Above all others, I kept returning to the works of pianist-harpist Alice Coltrane, wife and collaborator of jazz innovator John Coltrane. At first, it was 1970's Journey in Satchidananda, with its mix of Indian tamboura drones, tiny bells, and Coltrane's harp—a timbre which summons up childhood memories of ballets, Fantasia, and that "turn the page" chime for storybooks—in which I sought solace. "I hope this album will be a form of meditation and spiritual awakening for those who listen with their inner ear," wrote Coltrane in her original liner notes. No complaints from this customer, Alice.

But then I found myself turning to the 1998 reissue of 1968's A Monastic Trio, an album I'd previously neglected. While once Pharoah Sanders' saxophone and bass clarinet squalls and Coltrane's complex piano sonorities had made my head hurt, now they drew me in.
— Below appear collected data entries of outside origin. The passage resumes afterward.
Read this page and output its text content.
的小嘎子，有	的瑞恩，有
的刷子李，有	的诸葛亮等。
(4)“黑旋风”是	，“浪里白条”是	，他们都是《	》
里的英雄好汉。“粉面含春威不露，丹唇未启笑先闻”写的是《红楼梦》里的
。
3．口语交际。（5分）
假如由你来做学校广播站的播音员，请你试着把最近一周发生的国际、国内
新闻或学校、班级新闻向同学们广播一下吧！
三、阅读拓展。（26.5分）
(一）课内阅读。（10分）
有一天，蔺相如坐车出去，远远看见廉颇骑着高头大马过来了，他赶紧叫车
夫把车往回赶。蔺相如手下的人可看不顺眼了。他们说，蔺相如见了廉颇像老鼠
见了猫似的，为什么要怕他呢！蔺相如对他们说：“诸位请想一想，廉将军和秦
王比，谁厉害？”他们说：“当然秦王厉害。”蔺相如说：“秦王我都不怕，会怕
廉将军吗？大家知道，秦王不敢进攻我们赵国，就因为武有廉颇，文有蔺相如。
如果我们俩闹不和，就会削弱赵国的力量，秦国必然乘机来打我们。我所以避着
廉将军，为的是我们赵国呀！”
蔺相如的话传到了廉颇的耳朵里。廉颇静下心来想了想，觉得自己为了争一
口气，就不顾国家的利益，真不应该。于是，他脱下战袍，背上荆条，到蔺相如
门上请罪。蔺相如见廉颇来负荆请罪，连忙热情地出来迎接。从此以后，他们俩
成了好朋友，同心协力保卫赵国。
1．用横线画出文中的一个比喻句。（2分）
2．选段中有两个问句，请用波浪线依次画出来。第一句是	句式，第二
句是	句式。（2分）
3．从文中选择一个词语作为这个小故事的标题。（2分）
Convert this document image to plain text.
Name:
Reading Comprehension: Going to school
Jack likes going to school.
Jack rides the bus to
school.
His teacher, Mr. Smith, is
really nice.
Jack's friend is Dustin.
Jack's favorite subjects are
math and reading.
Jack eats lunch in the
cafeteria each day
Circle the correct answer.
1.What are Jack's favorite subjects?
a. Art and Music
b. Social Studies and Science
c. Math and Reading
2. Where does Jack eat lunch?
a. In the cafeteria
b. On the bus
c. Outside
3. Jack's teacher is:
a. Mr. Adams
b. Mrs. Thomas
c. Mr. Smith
What my ear and heart began to intuitively understand, a 1968 interview with Coltrane—conducted a year after her husband's death—confirmed: "John showed me how to play fully," she told writer Pauline Rivelli. "In other words, he'd teach me not to stay in one spot and play in one chord pattern. 'Branch out, open up, play your instrument. You have a whole left register—use it. You have an upper register—use it. Play your instrument entirely.'

"John not only taught me to explore, but to play thoroughly and completely," she continued. "You have got to stress the freedom of music to really branch out and be universal. It was a higher concept John had. It was higher than this world's."

As we grow older and demands on our time multiply, it becomes more and more difficult to devote the hours required to unlock the secrets of a complex album, book, or any work of art. Yet it is imperative to do so, if only occasionally. J. Lo and Shaggy can make us forget our troubles for three minutes, but they aren't helping us solve them. "Difficult listening" is not senseless masochism or mental masturbation; it's an exercise in exploring our mental and spiritual "instruments," and one that brings us closer to a true universal consciousness. It pushes all of us—regardless of race, beliefs, or sexuality—toward that higher plane to which Alice and John Coltrane aspired, affording a vantage point from which perhaps we can alleviate some of the earthly woes that plague us all. A little less Limp Bizkit on the airwaves probably won't affect the sort of cosmic shift necessary for me to find a husband, but it just might help us weather the seemingly inevitable hardships looming on our shared horizon.